Figure 3 Focal adhesion kinase cycling. Focal adhesion kinase (FAK) exhibits dynamic cycling between three cellular compartments: (1) The focal adhesion complex at the plasma membrane, where it is activated via autophosphorylation to facilitate integrin signaling and downstream Src and CRISPR associated proteins protein recruitment; (2) The primary cytosolic state, where FAK resides in an inactive or post-translationally modified (e.g., SUMOylated) reservoir, and (3) The nucleus, where stress-induced translocation via the nuclear localization signals triggers FAK nuclear functions, such as binding methyl-CpG-binding domain protein and promoting p53 degradation. FAK’s shuttling is tightly regulated, and its return to the cytosol is mediated by nuclear export signals. MBD2: Methyl-CpG-binding domain protein; FAK: Focal adhesion kinase; Cas: CRISPR associated proteins; SH: Src homology domain; SUMO: Small ubiquitin-related modifier; NES: Nuclear export signal; NLS: Nuclear localization signals.

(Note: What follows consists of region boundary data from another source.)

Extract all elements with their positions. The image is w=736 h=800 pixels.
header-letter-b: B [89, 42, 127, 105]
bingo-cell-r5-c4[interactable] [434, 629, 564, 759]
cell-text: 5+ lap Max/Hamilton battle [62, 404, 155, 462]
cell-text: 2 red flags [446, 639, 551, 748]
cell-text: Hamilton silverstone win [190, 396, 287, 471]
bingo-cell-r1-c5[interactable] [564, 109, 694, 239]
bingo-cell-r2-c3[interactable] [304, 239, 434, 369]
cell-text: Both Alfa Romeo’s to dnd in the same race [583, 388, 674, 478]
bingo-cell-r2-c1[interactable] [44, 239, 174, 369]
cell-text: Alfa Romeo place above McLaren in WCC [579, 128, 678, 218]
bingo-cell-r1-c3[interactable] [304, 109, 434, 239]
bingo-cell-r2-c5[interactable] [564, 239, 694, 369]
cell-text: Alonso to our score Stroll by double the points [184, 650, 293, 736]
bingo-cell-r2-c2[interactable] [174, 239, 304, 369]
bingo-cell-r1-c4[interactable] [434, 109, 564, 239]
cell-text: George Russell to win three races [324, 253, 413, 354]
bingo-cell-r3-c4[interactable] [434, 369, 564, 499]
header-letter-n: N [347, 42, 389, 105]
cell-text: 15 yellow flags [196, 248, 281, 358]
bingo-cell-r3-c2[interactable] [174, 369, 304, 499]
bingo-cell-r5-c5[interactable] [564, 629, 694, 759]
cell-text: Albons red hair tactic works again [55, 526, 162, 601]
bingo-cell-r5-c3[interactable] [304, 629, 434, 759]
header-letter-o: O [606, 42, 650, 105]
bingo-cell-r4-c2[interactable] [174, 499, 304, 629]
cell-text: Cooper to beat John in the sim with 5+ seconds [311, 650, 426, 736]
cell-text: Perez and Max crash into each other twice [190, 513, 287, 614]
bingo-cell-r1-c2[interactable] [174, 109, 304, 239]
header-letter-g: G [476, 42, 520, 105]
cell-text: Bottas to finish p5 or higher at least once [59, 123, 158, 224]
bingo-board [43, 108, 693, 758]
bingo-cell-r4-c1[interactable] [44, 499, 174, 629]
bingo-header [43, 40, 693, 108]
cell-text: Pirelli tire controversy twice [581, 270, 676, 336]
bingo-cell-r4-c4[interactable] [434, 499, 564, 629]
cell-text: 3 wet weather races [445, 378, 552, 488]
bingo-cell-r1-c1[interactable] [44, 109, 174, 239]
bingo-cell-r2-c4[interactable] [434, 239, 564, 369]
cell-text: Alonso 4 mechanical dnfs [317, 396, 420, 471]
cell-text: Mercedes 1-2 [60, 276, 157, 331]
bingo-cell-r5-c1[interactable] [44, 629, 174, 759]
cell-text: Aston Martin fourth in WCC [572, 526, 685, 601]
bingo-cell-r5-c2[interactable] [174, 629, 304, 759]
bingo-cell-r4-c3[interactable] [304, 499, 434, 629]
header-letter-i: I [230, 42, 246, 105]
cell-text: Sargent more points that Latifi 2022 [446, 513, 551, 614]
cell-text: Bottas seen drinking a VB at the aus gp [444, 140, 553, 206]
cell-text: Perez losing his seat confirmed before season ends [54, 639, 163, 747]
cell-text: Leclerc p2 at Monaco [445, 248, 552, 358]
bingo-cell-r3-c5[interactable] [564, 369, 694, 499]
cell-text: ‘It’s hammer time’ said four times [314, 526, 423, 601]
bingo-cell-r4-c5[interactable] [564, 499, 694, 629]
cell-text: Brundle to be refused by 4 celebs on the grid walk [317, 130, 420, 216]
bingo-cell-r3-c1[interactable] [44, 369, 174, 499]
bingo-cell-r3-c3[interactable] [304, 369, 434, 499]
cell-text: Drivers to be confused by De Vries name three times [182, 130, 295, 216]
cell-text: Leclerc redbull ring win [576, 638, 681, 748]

Figure 4 Schematic overview of colonic epithelial wound healing. Injury induces upregulated expression of extracellular matrix components, including β1 integrin and collagen, which form a supportive scaffold for epithelial cell migration and adhesion. β1 integrin engages with the extracellular matrix to activate focal adhesion kinase. Through its interaction with Src kinase, focal adhesion kinase subsequently activates Yes-associated protein. The activation of Yes-associated protein promotes epithelial cell proliferation, a crucial process for initiating mucosal repair/restitution. ECM: Extracellular matrix; FAK: Focal adhesion kinase; YAP: Yes-associated protein.